Parameter update cost: Output-growth methods scale weight update cost with the accumulated number of classes, rather than the product of final output dimension and total samples (Venkatesan et al., 2016).

Empirical analyses confirm that the final solution found by AutoProg typically matches or slightly outperforms static, manually tuned deep networks, making the approach “near-optimal” across model classes (Wen et al., 2019, Li et al., 2022, Venkatesan et al., 2016).

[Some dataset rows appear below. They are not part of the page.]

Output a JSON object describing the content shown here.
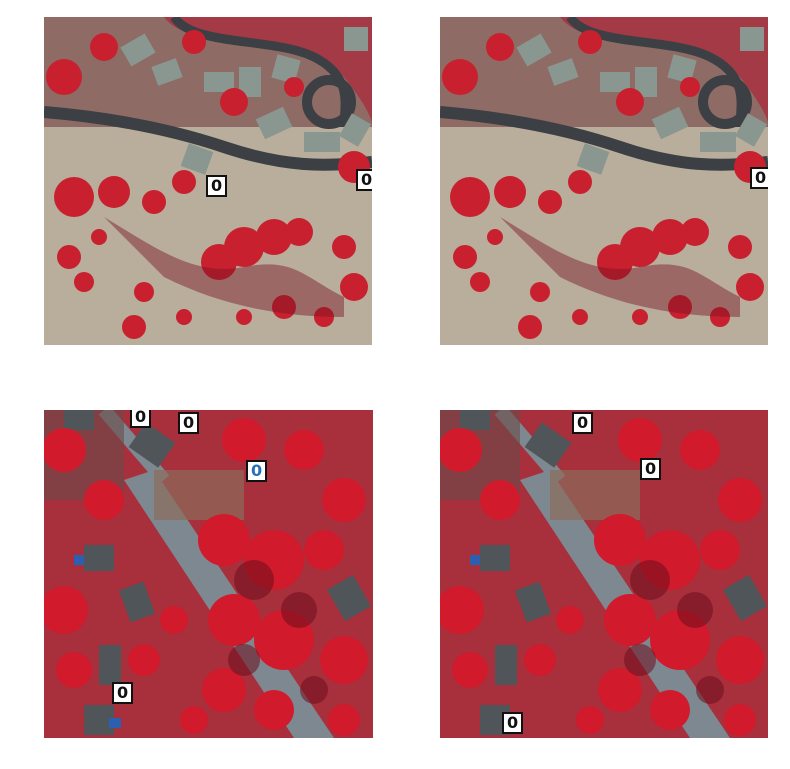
{
  "panels": [
    {
      "id": "top-left",
      "scene": "residential-cul-de-sac-infrared",
      "labels": [
        {
          "text": "0"
        },
        {
          "text": "0"
        }
      ]
    },
    {
      "id": "top-right",
      "scene": "residential-cul-de-sac-infrared",
      "labels": [
        {
          "text": "0"
        }
      ]
    },
    {
      "id": "bottom-left",
      "scene": "wooded-road-infrared",
      "labels": [
        {
          "text": "0"
        },
        {
          "text": "0"
        },
        {
          "text": "0"
        },
        {
          "text": "0"
        }
      ]
    },
    {
      "id": "bottom-right",
      "scene": "wooded-road-infrared",
      "labels": [
        {
          "text": "0"
        },
        {
          "text": "0"
        },
        {
          "text": "0"
        }
      ]
    }
  ],
  "colors": {
    "vegetation": "#c8202f",
    "vegetation_dark": "#7a1424",
    "ground": "#b8ab98",
    "road": "#3c3f44",
    "roof": "#8a9690",
    "label_bg": "#ffffff",
    "label_border": "#111111",
    "label_blue": "#2a6fb5"
  }
}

5. Applications Across Domains

AutoProg now encompasses a broad methodological landscape:

Domain	Growth Type	Application Examples
Vision (ViT)	Depth, width, patches	Pretraining/fine-tuning on ImageNet, diffusion model transfer (Li et al., 2022, Li et al., 2024)
Classification	Output-layer (class)	Online multiclass with unknown class set; real-time robotics, intent detection (Venkatesan et al., 2016)
RL	Depth, width	Adaptive policy network scaling, sample-efficient learning in MuJoCo and MiniHack (Fehring et al., 13 Jun 2025)
NLP	Depth, width, sequence	BERT pre-training; compound scaling for GLUE, SQuAD (Gu et al., 2020)
GANs	Architecture blocks	Beam search for progressive GAN growing on CIFAR, LSUN (Liu et al., 2021)
CNNs	Depth, block number	Progressive ResNet/VGG growth on CIFAR, ImageNet (Wen et al., 2019)
Topology Optimization	Projection sharpness	Achieving binary solutions in SIMP (Dunning, 2024)

These techniques support classes arriving online, scalable pretraining/fine-tuning, real-time adaptation to task drift, and efficient combinatorial architecture search.

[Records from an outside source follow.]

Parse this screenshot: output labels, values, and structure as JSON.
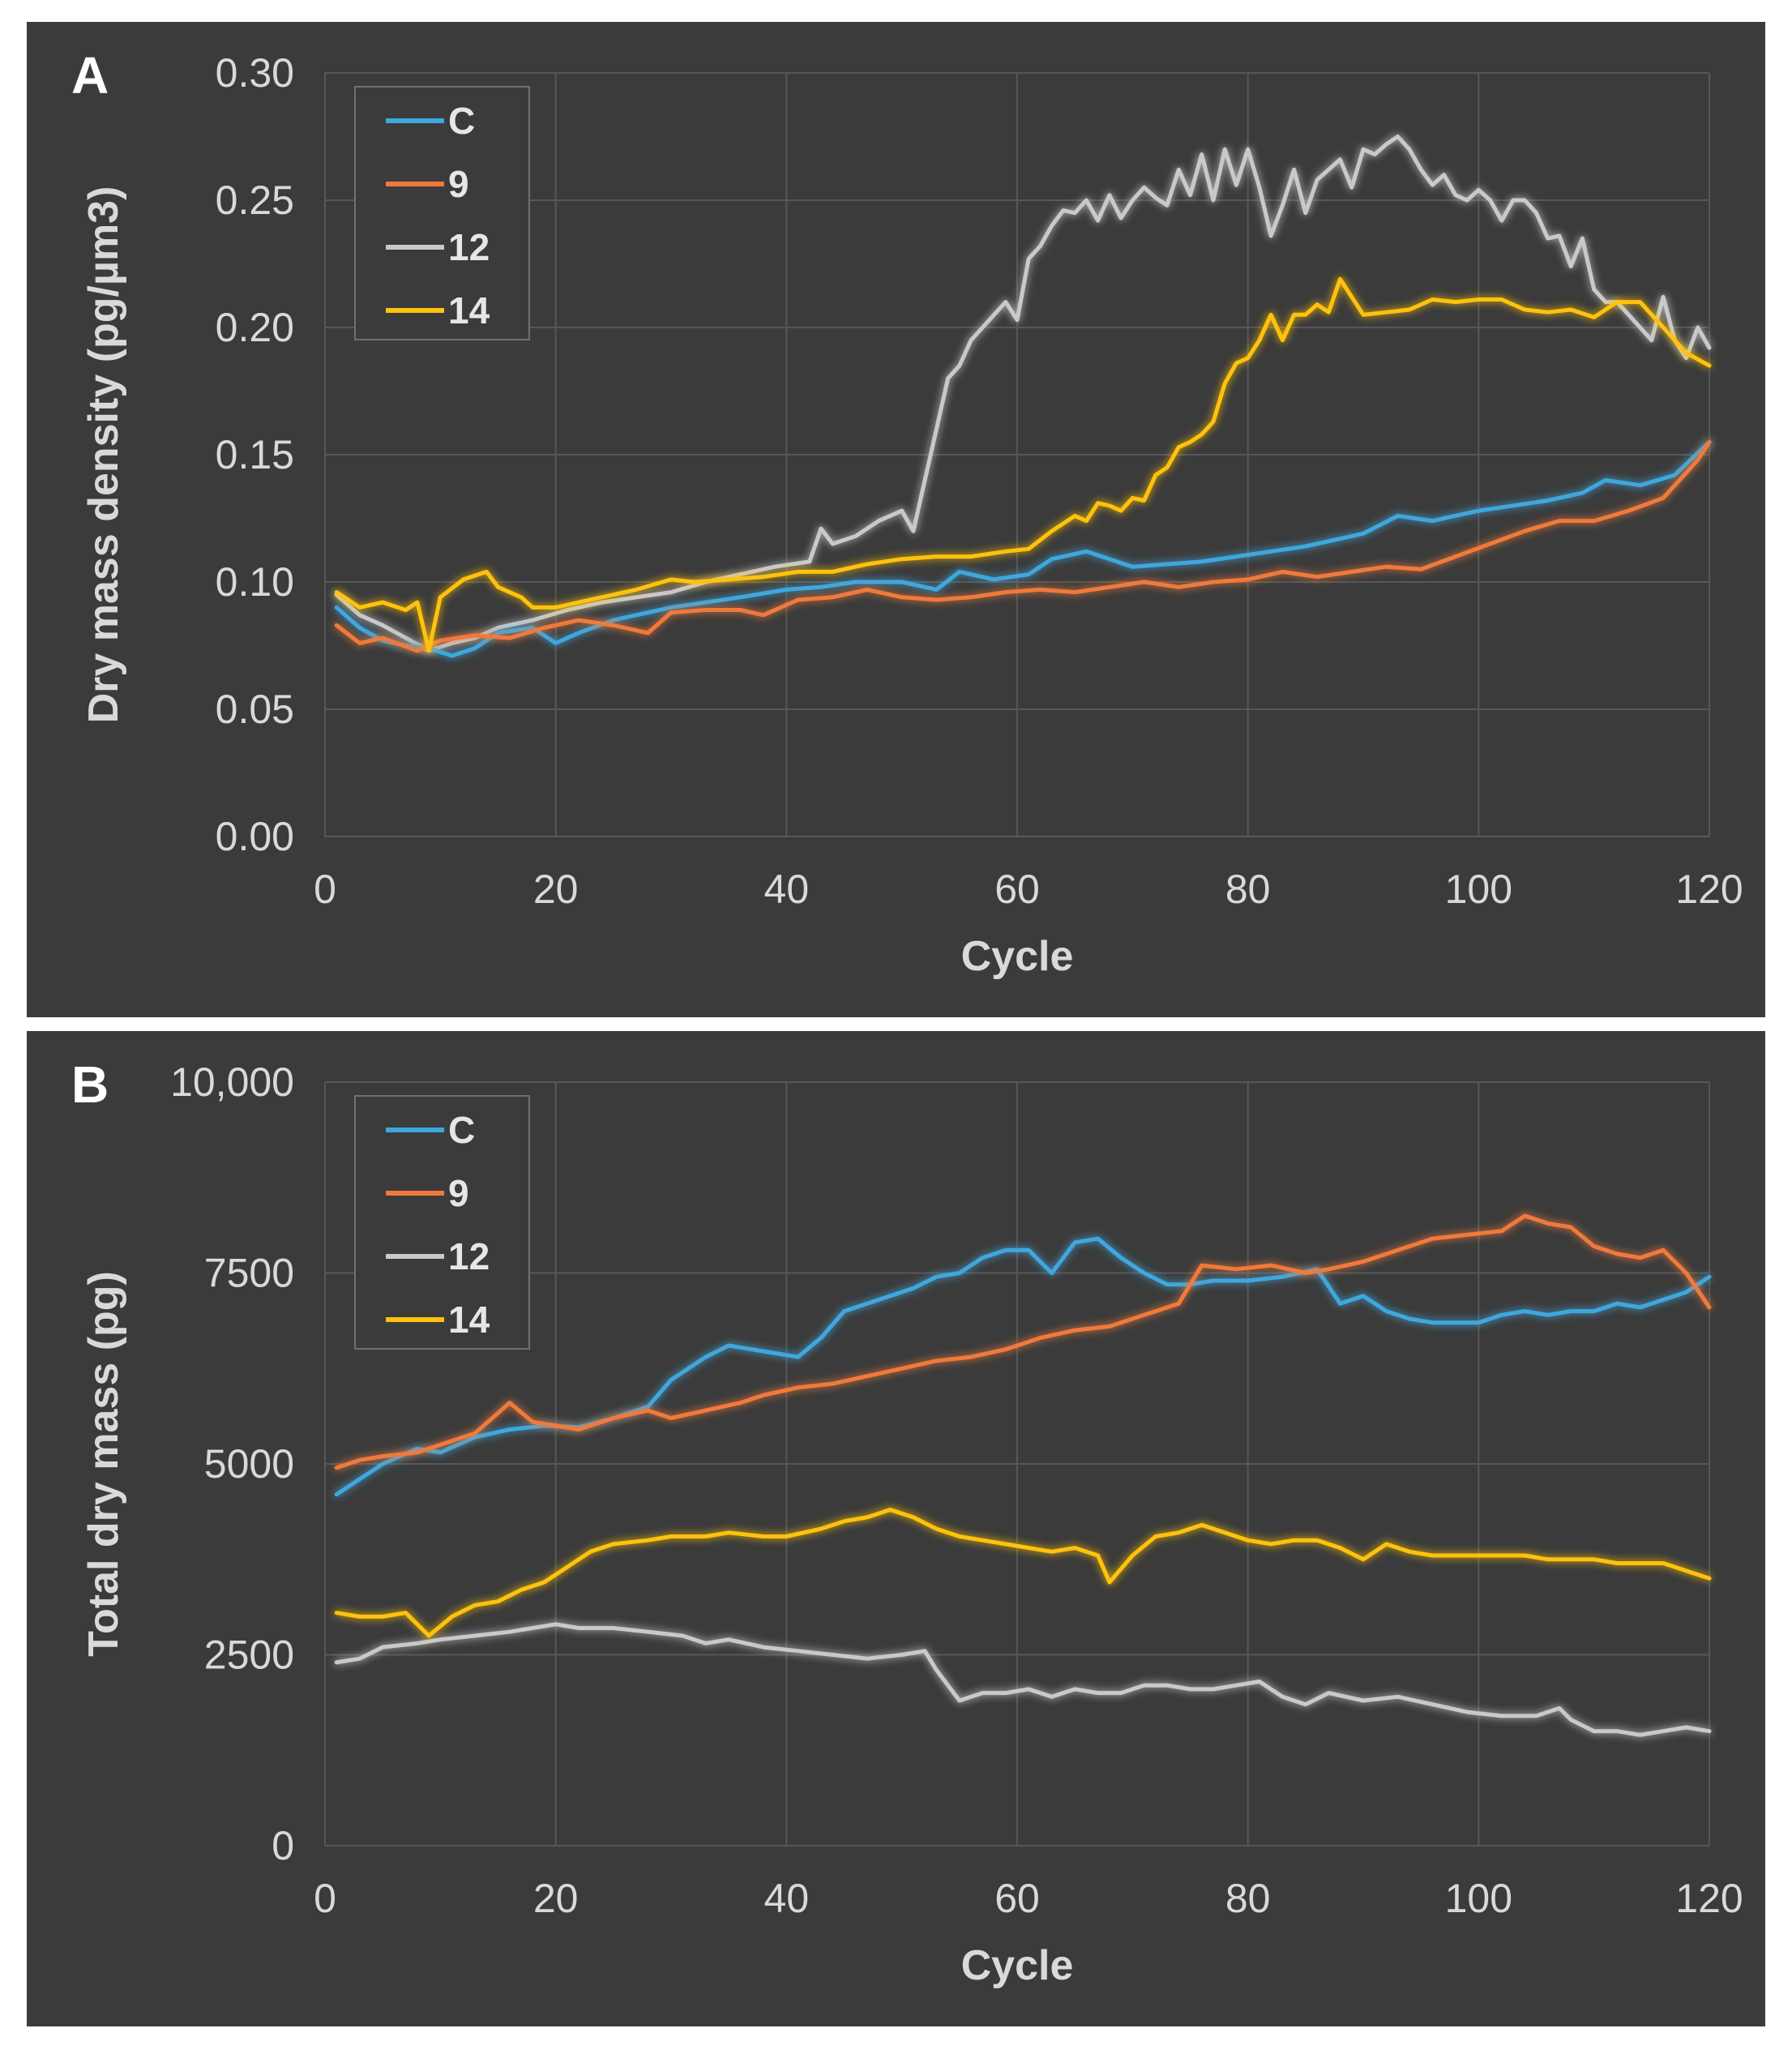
{
  "colors": {
    "C": "#3fa7dd",
    "9": "#f07a3a",
    "12": "#c9c9c9",
    "14": "#ffc20e",
    "background": "#3b3b3b",
    "grid": "#575757",
    "text": "#d9d9d9"
  },
  "chart_data": [
    {
      "panel": "A",
      "type": "line",
      "title": "",
      "xlabel": "Cycle",
      "ylabel": "Dry mass density (pg/µm3)",
      "xlim": [
        0,
        120
      ],
      "ylim": [
        0,
        0.3
      ],
      "xticks": [
        0,
        20,
        40,
        60,
        80,
        100,
        120
      ],
      "yticks": [
        0,
        0.05,
        0.1,
        0.15,
        0.2,
        0.25,
        0.3
      ],
      "xtick_labels": [
        "0",
        "20",
        "40",
        "60",
        "80",
        "100",
        "120"
      ],
      "ytick_labels": [
        "0.00",
        "0.05",
        "0.10",
        "0.15",
        "0.20",
        "0.25",
        "0.30"
      ],
      "grid": true,
      "legend": "top-left",
      "series": [
        {
          "name": "C",
          "x": [
            1,
            3,
            5,
            7,
            9,
            11,
            13,
            15,
            18,
            20,
            22,
            25,
            28,
            30,
            33,
            36,
            40,
            43,
            46,
            50,
            53,
            55,
            58,
            61,
            63,
            66,
            68,
            70,
            73,
            76,
            79,
            82,
            85,
            88,
            90,
            93,
            96,
            100,
            103,
            106,
            109,
            111,
            114,
            117,
            120
          ],
          "values": [
            0.09,
            0.082,
            0.077,
            0.075,
            0.074,
            0.071,
            0.074,
            0.08,
            0.082,
            0.076,
            0.08,
            0.085,
            0.088,
            0.09,
            0.092,
            0.094,
            0.097,
            0.098,
            0.1,
            0.1,
            0.097,
            0.104,
            0.101,
            0.103,
            0.109,
            0.112,
            0.109,
            0.106,
            0.107,
            0.108,
            0.11,
            0.112,
            0.114,
            0.117,
            0.119,
            0.126,
            0.124,
            0.128,
            0.13,
            0.132,
            0.135,
            0.14,
            0.138,
            0.142,
            0.155
          ]
        },
        {
          "name": "9",
          "x": [
            1,
            3,
            5,
            8,
            10,
            13,
            16,
            19,
            22,
            25,
            28,
            30,
            33,
            36,
            38,
            41,
            44,
            47,
            50,
            53,
            56,
            59,
            62,
            65,
            68,
            71,
            74,
            77,
            80,
            83,
            86,
            89,
            92,
            95,
            98,
            101,
            104,
            107,
            110,
            113,
            116,
            119,
            120
          ],
          "values": [
            0.083,
            0.076,
            0.078,
            0.073,
            0.077,
            0.079,
            0.078,
            0.082,
            0.085,
            0.083,
            0.08,
            0.088,
            0.089,
            0.089,
            0.087,
            0.093,
            0.094,
            0.097,
            0.094,
            0.093,
            0.094,
            0.096,
            0.097,
            0.096,
            0.098,
            0.1,
            0.098,
            0.1,
            0.101,
            0.104,
            0.102,
            0.104,
            0.106,
            0.105,
            0.11,
            0.115,
            0.12,
            0.124,
            0.124,
            0.128,
            0.133,
            0.148,
            0.155
          ]
        },
        {
          "name": "12",
          "x": [
            1,
            3,
            5,
            7,
            9,
            11,
            13,
            15,
            18,
            21,
            24,
            27,
            30,
            33,
            36,
            39,
            42,
            43,
            44,
            46,
            48,
            50,
            51,
            52,
            53,
            54,
            55,
            56,
            57,
            58,
            59,
            60,
            61,
            62,
            63,
            64,
            65,
            66,
            67,
            68,
            69,
            70,
            71,
            72,
            73,
            74,
            75,
            76,
            77,
            78,
            79,
            80,
            81,
            82,
            83,
            84,
            85,
            86,
            87,
            88,
            89,
            90,
            91,
            92,
            93,
            94,
            95,
            96,
            97,
            98,
            99,
            100,
            101,
            102,
            103,
            104,
            105,
            106,
            107,
            108,
            109,
            110,
            111,
            112,
            113,
            114,
            115,
            116,
            117,
            118,
            119,
            120
          ],
          "values": [
            0.095,
            0.087,
            0.083,
            0.078,
            0.073,
            0.076,
            0.078,
            0.082,
            0.085,
            0.089,
            0.092,
            0.094,
            0.096,
            0.1,
            0.103,
            0.106,
            0.108,
            0.121,
            0.115,
            0.118,
            0.124,
            0.128,
            0.12,
            0.14,
            0.16,
            0.18,
            0.185,
            0.195,
            0.2,
            0.205,
            0.21,
            0.203,
            0.227,
            0.232,
            0.24,
            0.246,
            0.245,
            0.25,
            0.242,
            0.252,
            0.243,
            0.25,
            0.255,
            0.251,
            0.248,
            0.262,
            0.252,
            0.268,
            0.25,
            0.27,
            0.256,
            0.27,
            0.255,
            0.236,
            0.248,
            0.262,
            0.245,
            0.258,
            0.262,
            0.266,
            0.255,
            0.27,
            0.268,
            0.272,
            0.275,
            0.27,
            0.262,
            0.256,
            0.26,
            0.252,
            0.25,
            0.254,
            0.25,
            0.242,
            0.25,
            0.25,
            0.245,
            0.235,
            0.236,
            0.224,
            0.235,
            0.215,
            0.21,
            0.21,
            0.205,
            0.2,
            0.195,
            0.212,
            0.195,
            0.188,
            0.2,
            0.192
          ]
        },
        {
          "name": "14",
          "x": [
            1,
            3,
            5,
            7,
            8,
            9,
            10,
            12,
            14,
            15,
            17,
            18,
            20,
            22,
            24,
            27,
            30,
            32,
            35,
            38,
            41,
            44,
            47,
            50,
            53,
            56,
            59,
            61,
            63,
            65,
            66,
            67,
            68,
            69,
            70,
            71,
            72,
            73,
            74,
            75,
            76,
            77,
            78,
            79,
            80,
            81,
            82,
            83,
            84,
            85,
            86,
            87,
            88,
            90,
            92,
            94,
            96,
            98,
            100,
            102,
            104,
            106,
            108,
            110,
            112,
            114,
            116,
            118,
            120
          ],
          "values": [
            0.096,
            0.09,
            0.092,
            0.089,
            0.092,
            0.073,
            0.094,
            0.101,
            0.104,
            0.098,
            0.094,
            0.09,
            0.09,
            0.092,
            0.094,
            0.097,
            0.101,
            0.1,
            0.101,
            0.102,
            0.104,
            0.104,
            0.107,
            0.109,
            0.11,
            0.11,
            0.112,
            0.113,
            0.12,
            0.126,
            0.124,
            0.131,
            0.13,
            0.128,
            0.133,
            0.132,
            0.142,
            0.145,
            0.153,
            0.155,
            0.158,
            0.163,
            0.178,
            0.186,
            0.188,
            0.195,
            0.205,
            0.195,
            0.205,
            0.205,
            0.209,
            0.206,
            0.219,
            0.205,
            0.206,
            0.207,
            0.211,
            0.21,
            0.211,
            0.211,
            0.207,
            0.206,
            0.207,
            0.204,
            0.21,
            0.21,
            0.2,
            0.19,
            0.185
          ]
        }
      ]
    },
    {
      "panel": "B",
      "type": "line",
      "title": "",
      "xlabel": "Cycle",
      "ylabel": "Total dry mass (pg)",
      "xlim": [
        0,
        120
      ],
      "ylim": [
        0,
        10000
      ],
      "xticks": [
        0,
        20,
        40,
        60,
        80,
        100,
        120
      ],
      "yticks": [
        0,
        2500,
        5000,
        7500,
        10000
      ],
      "xtick_labels": [
        "0",
        "20",
        "40",
        "60",
        "80",
        "100",
        "120"
      ],
      "ytick_labels": [
        "0",
        "2500",
        "5000",
        "7500",
        "10,000"
      ],
      "grid": true,
      "legend": "top-left",
      "series": [
        {
          "name": "C",
          "x": [
            1,
            3,
            5,
            8,
            10,
            13,
            16,
            19,
            22,
            25,
            28,
            30,
            33,
            35,
            37,
            39,
            41,
            43,
            45,
            47,
            49,
            51,
            53,
            55,
            57,
            59,
            61,
            63,
            65,
            67,
            69,
            71,
            73,
            75,
            77,
            80,
            83,
            86,
            88,
            90,
            92,
            94,
            96,
            98,
            100,
            102,
            104,
            106,
            108,
            110,
            112,
            114,
            116,
            118,
            120
          ],
          "values": [
            4600,
            4800,
            5000,
            5200,
            5150,
            5350,
            5450,
            5500,
            5480,
            5600,
            5750,
            6100,
            6400,
            6550,
            6500,
            6450,
            6400,
            6650,
            7000,
            7100,
            7200,
            7300,
            7450,
            7500,
            7700,
            7800,
            7800,
            7500,
            7900,
            7950,
            7700,
            7500,
            7350,
            7350,
            7400,
            7400,
            7450,
            7550,
            7100,
            7200,
            7000,
            6900,
            6850,
            6850,
            6850,
            6950,
            7000,
            6950,
            7000,
            7000,
            7100,
            7050,
            7150,
            7250,
            7450
          ]
        },
        {
          "name": "9",
          "x": [
            1,
            3,
            5,
            8,
            10,
            13,
            16,
            18,
            20,
            22,
            25,
            28,
            30,
            33,
            36,
            38,
            41,
            44,
            47,
            50,
            53,
            56,
            59,
            62,
            65,
            68,
            71,
            74,
            76,
            79,
            82,
            85,
            87,
            90,
            93,
            96,
            99,
            102,
            104,
            106,
            108,
            110,
            112,
            114,
            116,
            118,
            120
          ],
          "values": [
            4950,
            5050,
            5100,
            5150,
            5250,
            5400,
            5800,
            5550,
            5500,
            5450,
            5600,
            5700,
            5600,
            5700,
            5800,
            5900,
            6000,
            6050,
            6150,
            6250,
            6350,
            6400,
            6500,
            6650,
            6750,
            6800,
            6950,
            7100,
            7600,
            7550,
            7600,
            7500,
            7550,
            7650,
            7800,
            7950,
            8000,
            8050,
            8250,
            8150,
            8100,
            7850,
            7750,
            7700,
            7800,
            7500,
            7050
          ]
        },
        {
          "name": "12",
          "x": [
            1,
            3,
            5,
            8,
            10,
            13,
            16,
            18,
            20,
            22,
            25,
            28,
            31,
            33,
            35,
            38,
            41,
            44,
            47,
            50,
            52,
            53,
            55,
            57,
            59,
            61,
            63,
            65,
            67,
            69,
            71,
            73,
            75,
            77,
            79,
            81,
            83,
            85,
            87,
            90,
            93,
            96,
            99,
            102,
            105,
            107,
            108,
            110,
            112,
            114,
            116,
            118,
            120
          ],
          "values": [
            2400,
            2450,
            2600,
            2650,
            2700,
            2750,
            2800,
            2850,
            2900,
            2850,
            2850,
            2800,
            2750,
            2650,
            2700,
            2600,
            2550,
            2500,
            2450,
            2500,
            2550,
            2300,
            1900,
            2000,
            2000,
            2050,
            1950,
            2050,
            2000,
            2000,
            2100,
            2100,
            2050,
            2050,
            2100,
            2150,
            1950,
            1850,
            2000,
            1900,
            1950,
            1850,
            1750,
            1700,
            1700,
            1800,
            1650,
            1500,
            1500,
            1450,
            1500,
            1550,
            1500
          ]
        },
        {
          "name": "14",
          "x": [
            1,
            3,
            5,
            7,
            9,
            11,
            13,
            15,
            17,
            19,
            21,
            23,
            25,
            28,
            30,
            33,
            35,
            38,
            40,
            43,
            45,
            47,
            49,
            51,
            53,
            55,
            57,
            59,
            61,
            63,
            65,
            67,
            68,
            70,
            72,
            74,
            76,
            78,
            80,
            82,
            84,
            86,
            88,
            90,
            92,
            94,
            96,
            98,
            100,
            102,
            104,
            106,
            108,
            110,
            112,
            114,
            116,
            118,
            120
          ],
          "values": [
            3050,
            3000,
            3000,
            3050,
            2750,
            3000,
            3150,
            3200,
            3350,
            3450,
            3650,
            3850,
            3950,
            4000,
            4050,
            4050,
            4100,
            4050,
            4050,
            4150,
            4250,
            4300,
            4400,
            4300,
            4150,
            4050,
            4000,
            3950,
            3900,
            3850,
            3900,
            3800,
            3450,
            3800,
            4050,
            4100,
            4200,
            4100,
            4000,
            3950,
            4000,
            4000,
            3900,
            3750,
            3950,
            3850,
            3800,
            3800,
            3800,
            3800,
            3800,
            3750,
            3750,
            3750,
            3700,
            3700,
            3700,
            3600,
            3500
          ]
        }
      ]
    }
  ]
}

6. Quantitative Evidence and Benchmark Results

AutoProg approaches yield domain-best or domain-parity empirical results across archetypes:

Vision Transformers: On ImageNet, AutoProg achieves 74.4% top-1 (DeiT-S) with 40.7% GPU time reduction; VOLO-D1 reaches 82.7% at 85.1% acceleration (Li et al., 2022, Li et al., 2024).
RL: AutoProg increases Ant-v3 mean return from 3200 (static net) to 3800 (+18.8%), MiniHack-Berserk by +30%, with improved sample efficiency (Fehring et al., 13 Jun 2025).
LLMs: CompoundGrow reduces wall time for BERT-large pretraining by 82.2% with matched or improved GLUE/SQuAD metrics (Gu et al., 2020).
CNNs: Discovered depths via AutoGrow enable ResNet and PlainNet to reach or exceed hand-tuned accuracy with only 1–2× the time of training a fixed network—orders of magnitude less than classical NAS (Wen et al., 2019).
GANs: DGGAN/AutoProg beat ProgGAN on FID by 34–58% on CIFAR-10 and LSUN at all resolutions (Liu et al., 2021).
Topology Optimization: AutoProg-based $\beta$ scheduling achieves binary designs 30–70% faster than hand-crafted schedules, with equivalent optimization objectives (Dunning, 2024).

7. Strengths, Limitations, and Future Directions

Strengths:

Universality: Applies to architectures as diverse as CNNs, transformers, GANs, ELMs, and non-neural models.
Efficiency: Major reductions in wall time, memory, and manual tuning required for large-scale training.
Robustness: Matches or betters static baselines; seamless on-the-fly adaptation to new tasks or expanding class sets.

Limitations:

Requires sensible growth operator engineering and hyperparameter selection (e.g., growth thresholds, one-shot search balance $\alpha$ ).
For massive class expansion events (hundreds in one chunk), output-layer-only growth may be a cost bottleneck (Venkatesan et al., 2016).
Over-growth can introduce redundancy, slower wall-clock per update, or require explicit stage-capping (Fehring et al., 13 Jun 2025).
Most approaches do not address dynamic hidden-layer growth in the ELM setting, though extensions are feasible.

Future work includes combining AutoProg with mixed-precision, gradient checkpointing, more granular growth dimensions (embedding size, MLP ratio), and scaling to ever-larger multimodal or foundation architectures (Li et al., 2024, Li et al., 2022).